Pasien dengan demam tifoid dapat dilakukan perawatan
(Bhandari et al., 2022), di antaranya :
1. Terapi antibiotik
Terapi antibiotik merupakan tata laksana kasus yang
utama pada demam tifoid. Namun demikian, adanya strain
Salmonella dengan resistensi (multidrug resistance/MDR)
mempersulit terapi antibiotik ini, terutama di beberapa daerah
di India dan Asia Tenggara. Di sebagian besar area, antibiotik
dari golongan fluoroquinolone seperti ciprofloxacin (500 mg
secara oral, dua kali sehari selama lima-tujuh hari) dapat
digunakan. Selain itu, amoxicillin (750 mg empat kali sehari
selama 14 hari), trimethoprim-sulfamethoxazole (160 mg dua
kali sehari selama 14 hari), atau chloramphenicol (500 mg
empat kali sehari selama dua-tiga minggu) bisa digunakan di
daerah di mana MDR belum terjadi.

8
Pasien dengan komplikasi seperti muntah, diare, dan
distensi abdomen perlu menjalani rawat inap di rumah sakit.
2. Vaksin profilaksis
Badan Kesehatan Dunia (World Health Organization
(WHO), 2020) merekomendasikan pemberian vaksin tifoid
berupa:
a. Vaksin konjugat tifoid, untuk anak usia 6 bulan
hingga orang dewasa berusia 45 tahun
b. Vaksin polisakarida Vi secara intramuskular untuk
anak usia 2 tahun ke atas
c. Vaksin live-attenuated Ty21a serotipe Typhi (kapsul
oral) untuk usia di atas 6 tahun
3. Tindakan bedah
Tindakan kolesistektomi perlu dilakukan apabila telah
muncul manifestasi klinis berupa batu empedu. Tindakan
bedah juga perlu dilakukan apabila terjadi komplikasi lain
seperti peritonitis dan perforasi intestinal.
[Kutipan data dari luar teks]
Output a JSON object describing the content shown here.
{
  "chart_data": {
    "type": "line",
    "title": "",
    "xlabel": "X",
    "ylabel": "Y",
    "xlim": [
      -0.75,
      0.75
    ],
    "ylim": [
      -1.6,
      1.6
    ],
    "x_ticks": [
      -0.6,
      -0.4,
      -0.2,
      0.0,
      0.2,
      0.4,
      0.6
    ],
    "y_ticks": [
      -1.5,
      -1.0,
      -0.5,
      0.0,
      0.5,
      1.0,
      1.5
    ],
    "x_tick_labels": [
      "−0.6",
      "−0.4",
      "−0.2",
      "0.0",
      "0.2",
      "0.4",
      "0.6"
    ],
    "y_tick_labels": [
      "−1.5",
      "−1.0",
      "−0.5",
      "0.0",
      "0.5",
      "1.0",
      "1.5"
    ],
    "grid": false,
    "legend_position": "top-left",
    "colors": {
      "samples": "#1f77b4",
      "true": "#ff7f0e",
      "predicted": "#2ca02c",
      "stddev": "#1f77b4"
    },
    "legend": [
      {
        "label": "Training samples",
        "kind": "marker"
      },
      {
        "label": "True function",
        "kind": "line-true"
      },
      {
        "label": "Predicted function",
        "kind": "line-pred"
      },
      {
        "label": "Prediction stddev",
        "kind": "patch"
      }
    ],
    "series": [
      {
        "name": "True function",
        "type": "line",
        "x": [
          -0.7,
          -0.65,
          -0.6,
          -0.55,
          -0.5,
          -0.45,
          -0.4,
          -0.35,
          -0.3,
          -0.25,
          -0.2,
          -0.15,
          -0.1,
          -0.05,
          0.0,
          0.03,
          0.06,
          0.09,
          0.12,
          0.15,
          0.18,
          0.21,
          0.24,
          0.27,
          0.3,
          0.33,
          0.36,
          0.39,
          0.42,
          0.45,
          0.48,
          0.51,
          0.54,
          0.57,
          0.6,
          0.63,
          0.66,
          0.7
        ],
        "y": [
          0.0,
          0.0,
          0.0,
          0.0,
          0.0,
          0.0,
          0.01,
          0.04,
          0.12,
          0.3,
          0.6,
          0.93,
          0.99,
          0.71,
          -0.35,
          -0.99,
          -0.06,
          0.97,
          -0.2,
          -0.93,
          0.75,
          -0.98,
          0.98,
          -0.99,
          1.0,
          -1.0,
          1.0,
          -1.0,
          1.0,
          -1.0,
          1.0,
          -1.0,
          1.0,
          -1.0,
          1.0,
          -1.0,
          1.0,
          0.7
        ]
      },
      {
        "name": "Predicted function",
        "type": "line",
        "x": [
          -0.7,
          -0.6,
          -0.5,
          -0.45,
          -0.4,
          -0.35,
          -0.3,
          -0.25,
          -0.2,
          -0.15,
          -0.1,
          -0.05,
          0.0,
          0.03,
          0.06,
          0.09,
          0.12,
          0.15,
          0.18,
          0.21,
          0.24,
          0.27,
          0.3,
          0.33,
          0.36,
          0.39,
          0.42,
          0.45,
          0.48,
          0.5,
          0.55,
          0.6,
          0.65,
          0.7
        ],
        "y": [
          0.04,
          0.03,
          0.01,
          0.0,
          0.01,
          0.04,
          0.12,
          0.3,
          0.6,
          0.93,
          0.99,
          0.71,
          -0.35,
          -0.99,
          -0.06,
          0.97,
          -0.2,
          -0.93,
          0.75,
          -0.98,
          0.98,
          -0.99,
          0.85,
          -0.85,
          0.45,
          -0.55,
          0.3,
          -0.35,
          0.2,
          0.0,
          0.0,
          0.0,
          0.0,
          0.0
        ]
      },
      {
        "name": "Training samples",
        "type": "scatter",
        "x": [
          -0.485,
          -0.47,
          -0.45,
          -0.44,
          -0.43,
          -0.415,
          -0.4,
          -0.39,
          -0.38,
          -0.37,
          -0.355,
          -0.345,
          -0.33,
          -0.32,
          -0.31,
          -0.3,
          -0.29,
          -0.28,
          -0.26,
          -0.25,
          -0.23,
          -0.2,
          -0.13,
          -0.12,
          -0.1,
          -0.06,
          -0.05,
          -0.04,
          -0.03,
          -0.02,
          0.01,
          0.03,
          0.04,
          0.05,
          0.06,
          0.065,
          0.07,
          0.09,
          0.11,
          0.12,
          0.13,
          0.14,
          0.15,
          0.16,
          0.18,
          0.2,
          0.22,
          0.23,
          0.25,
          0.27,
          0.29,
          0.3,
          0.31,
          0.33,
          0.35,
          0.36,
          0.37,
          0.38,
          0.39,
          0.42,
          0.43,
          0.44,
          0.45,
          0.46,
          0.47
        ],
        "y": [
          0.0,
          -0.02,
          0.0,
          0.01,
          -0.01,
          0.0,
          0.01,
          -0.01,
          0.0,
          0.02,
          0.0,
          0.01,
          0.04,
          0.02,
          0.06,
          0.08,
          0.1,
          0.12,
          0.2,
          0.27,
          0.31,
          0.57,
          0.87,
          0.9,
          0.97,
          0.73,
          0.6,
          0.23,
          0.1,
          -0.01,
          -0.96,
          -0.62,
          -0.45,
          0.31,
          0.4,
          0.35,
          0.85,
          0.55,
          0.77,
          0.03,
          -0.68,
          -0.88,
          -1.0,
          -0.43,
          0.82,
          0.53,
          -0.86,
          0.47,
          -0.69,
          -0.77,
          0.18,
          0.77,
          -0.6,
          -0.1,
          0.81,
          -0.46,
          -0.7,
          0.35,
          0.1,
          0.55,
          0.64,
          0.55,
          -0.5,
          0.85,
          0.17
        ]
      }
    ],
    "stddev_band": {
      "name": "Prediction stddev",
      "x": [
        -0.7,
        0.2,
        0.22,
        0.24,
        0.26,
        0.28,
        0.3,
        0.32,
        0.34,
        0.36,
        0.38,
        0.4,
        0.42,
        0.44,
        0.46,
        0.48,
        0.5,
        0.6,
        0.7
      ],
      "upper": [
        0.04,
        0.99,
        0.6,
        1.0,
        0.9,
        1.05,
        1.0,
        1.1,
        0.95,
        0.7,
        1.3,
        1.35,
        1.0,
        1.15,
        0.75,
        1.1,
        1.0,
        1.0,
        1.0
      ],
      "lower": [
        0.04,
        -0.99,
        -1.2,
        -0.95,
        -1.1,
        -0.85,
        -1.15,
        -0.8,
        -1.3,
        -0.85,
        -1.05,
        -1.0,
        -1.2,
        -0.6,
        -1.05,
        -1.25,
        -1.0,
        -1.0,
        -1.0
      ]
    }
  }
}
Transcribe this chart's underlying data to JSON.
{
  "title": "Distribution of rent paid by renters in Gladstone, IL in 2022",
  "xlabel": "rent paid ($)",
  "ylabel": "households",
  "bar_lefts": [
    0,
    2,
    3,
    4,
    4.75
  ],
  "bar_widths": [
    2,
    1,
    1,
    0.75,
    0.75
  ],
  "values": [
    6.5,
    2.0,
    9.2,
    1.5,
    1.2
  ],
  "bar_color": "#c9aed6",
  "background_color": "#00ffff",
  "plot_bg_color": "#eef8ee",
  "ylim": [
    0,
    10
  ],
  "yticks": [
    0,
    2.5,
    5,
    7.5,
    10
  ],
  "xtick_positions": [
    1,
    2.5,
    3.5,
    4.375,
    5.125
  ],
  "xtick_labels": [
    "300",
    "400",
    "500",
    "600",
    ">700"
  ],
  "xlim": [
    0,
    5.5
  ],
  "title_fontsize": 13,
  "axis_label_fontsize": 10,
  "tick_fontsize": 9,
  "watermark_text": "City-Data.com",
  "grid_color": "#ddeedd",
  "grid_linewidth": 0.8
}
4. Pencegahan dengan menjaga sanitasi lingkungan
Telah diketahui bahwa tifoid lebih sering terjadi pada
negara dengan pendapatan rendah dan menengah. Hal ini
sangat berkaitan dengan sanitasi yang buruk. Untuk itu
keberadaan air bersih serta menerapkan perilaku hidup bersih
dan sehat diharapkan dapat mengurangi jumlah kasus demam
tifoid khususnya, dan demam enterik umumnya.